Résumé du manuscrit:Cet élégant livre d’heures au format de poche fut enluminé à Tours autour des années 1480 par le Maître des camaïeux d’or Le Bigot, actif dans l’entourage du peintre Jean Bourdichon. Les seize minuscules initiales historiées en camaïeu d’or qu’il recèle font succéder au répertoire des épisodes attendus un cycle original dédié aux sept jours de la Création. L’artiste démontre une maîtrise technique hors pair en conférant aux panses des initiales un caractère évanescent particulièrement séduisant. La subtile ordonnance des lettres qui les enserrent devait inviter son commanditaire anonyme à apprécier en détail l’alliance minutieuse de l’or et des couleurs.(ada)
Genève, Bibliothèque de Genève, Comites Latentes 38
Elliot Adam, Sorbonne Université, 2018.
Titre du manuscrit: Livre d’heures à l’usage de Rome
Origine: Tours
Période: Vers 1480-1490
Support: Parchemin
Volume:
85 feuillets de parchemin précédés et suivis de quatre gardes de parchemin du XIXe siècle (f. V1-V4 et N1-N4). Contregardes de parchemin du XIXe siècle.
Format: 165 x 105 mm
Numérotation des pages: Foliation récente à la mine de plomb dans l’angle supérieur droit ; gardes non foliotées.
Composition des cahiers:
Composition irrégulière, sur la base de cahiers de quatre, six ou huit feuillets : I6+1-1 (1-6, manque avant 1), II8-1 (7-13, manque après 13), III4+1/6-1 (14-18), IV6 (19-24), V6+2-1 (25-31, bifeuillet 31-X ajouté, manque après 31), VI-VII8 (32-39, 40-47), VIII6 (48-53), IX-XII6+1/8-1 (54-60, 61-67, 68-74, 75-81), XIII4+1-1 (82-85, manque après 85).

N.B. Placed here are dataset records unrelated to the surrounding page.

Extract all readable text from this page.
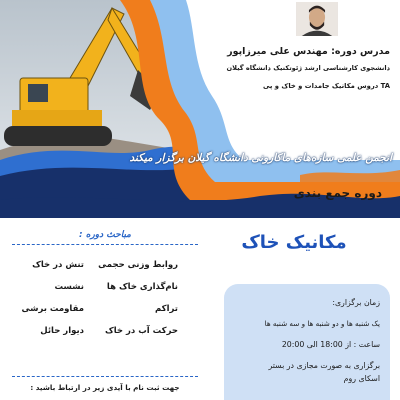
مدرس دوره: مهندس علی میرزاپور
دانشجوی کارشناسی ارشد ژئوتکنیک دانشگاه گیلان
TA دروس مکانیک جامدات و خاک و پی
انجمن علمی سازه‌های ماکارونی دانشگاه گیلان برگزار میکند
دوره جمع بندی
مباحث دوره :
روابط وزنی حجمی
نام‌گذاری خاک ها
تراکم
حرکت آب در خاک
تنش در خاک
نشست
مقاومت برشی
دیوار حائل
جهت ثبت نام با آیدی زیر در ارتباط باشید :
مکانیک خاک
زمان برگزاری:
یک شنبه ها و دو شنبه ها و سه شنبه ها
ساعت : از 18:00 الی 20:00
برگزاری به صورت مجازی در بستر
اسکای روم
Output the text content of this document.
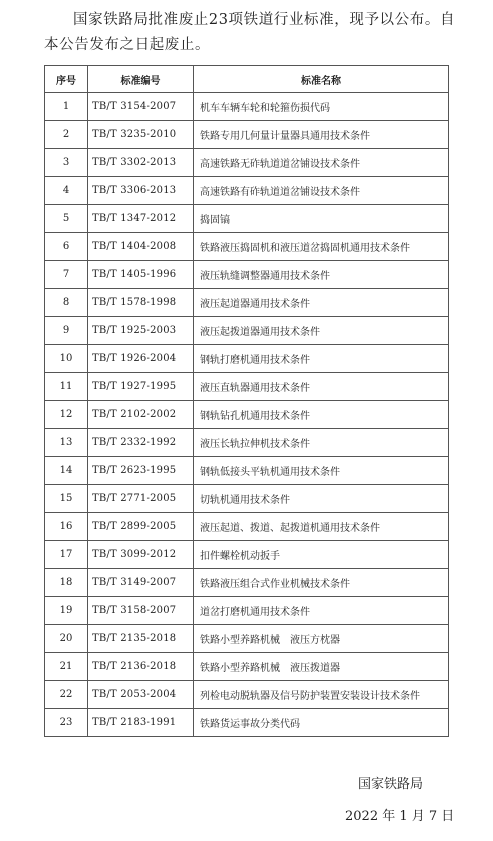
国家铁路局批准废止23项铁道行业标准，现予以公布。自本公告发布之日起废止。

序号	标准编号	标准名称
1	TB/T 3154-2007	机车车辆车轮和轮箍伤损代码
2	TB/T 3235-2010	铁路专用几何量计量器具通用技术条件
3	TB/T 3302-2013	高速铁路无砟轨道道岔铺设技术条件
4	TB/T 3306-2013	高速铁路有砟轨道道岔铺设技术条件
5	TB/T 1347-2012	捣固镐
6	TB/T 1404-2008	铁路液压捣固机和液压道岔捣固机通用技术条件
7	TB/T 1405-1996	液压轨缝调整器通用技术条件
8	TB/T 1578-1998	液压起道器通用技术条件
9	TB/T 1925-2003	液压起拨道器通用技术条件
10	TB/T 1926-2004	钢轨打磨机通用技术条件
11	TB/T 1927-1995	液压直轨器通用技术条件
12	TB/T 2102-2002	钢轨钻孔机通用技术条件
13	TB/T 2332-1992	液压长轨拉伸机技术条件
14	TB/T 2623-1995	钢轨低接头平轨机通用技术条件
15	TB/T 2771-2005	切轨机通用技术条件
16	TB/T 2899-2005	液压起道、拨道、起拨道机通用技术条件
17	TB/T 3099-2012	扣件螺栓机动扳手
18	TB/T 3149-2007	铁路液压组合式作业机械技术条件
19	TB/T 3158-2007	道岔打磨机通用技术条件
20	TB/T 2135-2018	铁路小型养路机械　液压方枕器
21	TB/T 2136-2018	铁路小型养路机械　液压拨道器
22	TB/T 2053-2004	列检电动脱轨器及信号防护装置安装设计技术条件
23	TB/T 2183-1991	铁路货运事故分类代码

国家铁路局

2022 年 1 月 7 日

Signatures de cahiers et de bifeuillets tracées à l’encre brune en marge intérieure de la première ligne, parfois erronées, estompées, absentes ou effacées. Coutures apparentes. Réclame au f. 74v.
La numérotation « A » du premier cahier indique que le manuscrit débutait par les matines des heures de la Vierge.
Etat: Quatre feuillets manquants avant le f. 1 (talon, probablement feuillet de garde), après le f. 13 (talon, aucune lacune textuelle), après le f. 31 (talon, aucune lacune textuelle) et après le f. 85 (talon, probablement feuillet de garde).
Bon état de conservation.
Mise en page:
Réglure à l’encre rouge à 20 longues lignes. Justification 122 x 78 mm.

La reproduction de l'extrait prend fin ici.